Coverage analysis
What 30 minutes on foot covers in Shreveport.
Red River border city where limited bridge crossings magnify the market divide between Shreveport and Bossier City and casino traffic inflates Bossier's vehicle counts above true household demand.
At 30 minutes on foot, the Shreveport walk-time isochrone captures the extended walking catchment — a wider pedestrian catchment used for destination walking, accessibility auditing, and urban mobility analysis. Unlike a simple ≈ 2.4 km radius circle, the real pedestrian-network polygon follows Shreveport's actual street grid, accounts for crossings, parks, and dedicated walk paths, and contracts sharply around freeways, rail corridors, and waterways that break pedestrian continuity.

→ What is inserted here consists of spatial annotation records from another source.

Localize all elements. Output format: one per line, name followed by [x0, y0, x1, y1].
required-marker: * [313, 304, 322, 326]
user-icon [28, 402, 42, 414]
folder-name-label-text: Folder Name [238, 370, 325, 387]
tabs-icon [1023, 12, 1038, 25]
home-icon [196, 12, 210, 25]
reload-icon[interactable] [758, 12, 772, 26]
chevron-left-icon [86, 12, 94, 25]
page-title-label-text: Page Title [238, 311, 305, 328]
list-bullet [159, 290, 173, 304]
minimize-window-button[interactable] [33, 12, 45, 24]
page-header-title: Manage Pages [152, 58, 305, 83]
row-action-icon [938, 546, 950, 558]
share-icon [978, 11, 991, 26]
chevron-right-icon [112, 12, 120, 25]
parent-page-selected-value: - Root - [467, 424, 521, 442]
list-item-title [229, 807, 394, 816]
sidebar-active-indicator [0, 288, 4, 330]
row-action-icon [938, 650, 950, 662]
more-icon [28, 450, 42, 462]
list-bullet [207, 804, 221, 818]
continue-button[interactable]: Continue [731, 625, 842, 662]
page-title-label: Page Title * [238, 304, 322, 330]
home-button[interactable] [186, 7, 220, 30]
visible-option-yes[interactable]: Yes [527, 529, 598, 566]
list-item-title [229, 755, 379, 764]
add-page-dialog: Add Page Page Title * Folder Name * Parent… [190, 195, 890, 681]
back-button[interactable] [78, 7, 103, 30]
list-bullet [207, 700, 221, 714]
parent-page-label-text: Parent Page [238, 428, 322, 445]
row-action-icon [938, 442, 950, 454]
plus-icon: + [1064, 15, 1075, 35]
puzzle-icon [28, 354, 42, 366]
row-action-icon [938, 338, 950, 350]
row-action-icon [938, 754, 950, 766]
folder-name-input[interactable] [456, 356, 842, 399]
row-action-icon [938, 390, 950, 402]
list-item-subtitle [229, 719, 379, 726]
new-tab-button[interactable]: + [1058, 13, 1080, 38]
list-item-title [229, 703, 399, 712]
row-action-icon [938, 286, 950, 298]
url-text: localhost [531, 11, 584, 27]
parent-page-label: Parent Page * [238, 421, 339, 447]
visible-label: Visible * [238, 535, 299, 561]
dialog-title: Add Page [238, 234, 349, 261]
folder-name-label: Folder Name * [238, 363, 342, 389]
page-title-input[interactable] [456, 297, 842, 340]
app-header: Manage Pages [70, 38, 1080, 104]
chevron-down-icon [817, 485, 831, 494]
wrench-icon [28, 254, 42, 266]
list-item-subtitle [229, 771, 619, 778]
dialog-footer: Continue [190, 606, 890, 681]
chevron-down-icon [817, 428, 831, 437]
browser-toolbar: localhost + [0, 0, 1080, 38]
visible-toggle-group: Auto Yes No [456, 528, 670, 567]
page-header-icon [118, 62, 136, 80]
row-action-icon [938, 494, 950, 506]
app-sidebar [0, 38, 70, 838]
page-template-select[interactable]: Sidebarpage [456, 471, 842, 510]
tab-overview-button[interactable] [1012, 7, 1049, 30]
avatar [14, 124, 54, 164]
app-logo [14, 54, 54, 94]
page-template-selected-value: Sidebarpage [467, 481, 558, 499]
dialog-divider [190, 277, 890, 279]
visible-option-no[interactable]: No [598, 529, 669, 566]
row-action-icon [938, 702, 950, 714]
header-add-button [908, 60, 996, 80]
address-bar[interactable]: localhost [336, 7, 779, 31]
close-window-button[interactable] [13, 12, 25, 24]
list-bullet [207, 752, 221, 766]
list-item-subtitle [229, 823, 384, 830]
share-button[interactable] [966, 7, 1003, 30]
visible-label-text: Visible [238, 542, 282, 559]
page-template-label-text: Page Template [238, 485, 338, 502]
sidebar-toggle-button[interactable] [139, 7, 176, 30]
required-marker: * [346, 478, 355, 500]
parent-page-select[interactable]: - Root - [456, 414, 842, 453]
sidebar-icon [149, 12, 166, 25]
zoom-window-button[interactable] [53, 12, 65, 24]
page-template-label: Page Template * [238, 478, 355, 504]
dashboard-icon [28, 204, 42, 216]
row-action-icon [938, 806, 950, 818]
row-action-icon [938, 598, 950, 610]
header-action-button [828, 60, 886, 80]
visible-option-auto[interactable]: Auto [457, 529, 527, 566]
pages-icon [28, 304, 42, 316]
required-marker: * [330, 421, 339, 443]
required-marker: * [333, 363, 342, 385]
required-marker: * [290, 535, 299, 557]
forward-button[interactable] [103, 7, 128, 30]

Walk-shed area at 30 minutes: ≈ 3–8 km². The 30-minute isochrone is the standard input for destination-retail catchment analysis and mixed-use corridor planning.
The city-level population of 175,702 and a median household income of $44,700 give a sense of Shreveport's density, but the figure that matters for walkable-retail siting is the population inside the pedestrian polygon — not the city as a whole. That number shifts dramatically depending on whether you're anchored in a high-density urban core or a lower-density neighbourhood where blocks are long and crossings are scarce. Use the tool above to set your actual candidate address, then generate the isochrone to see the real walk shed.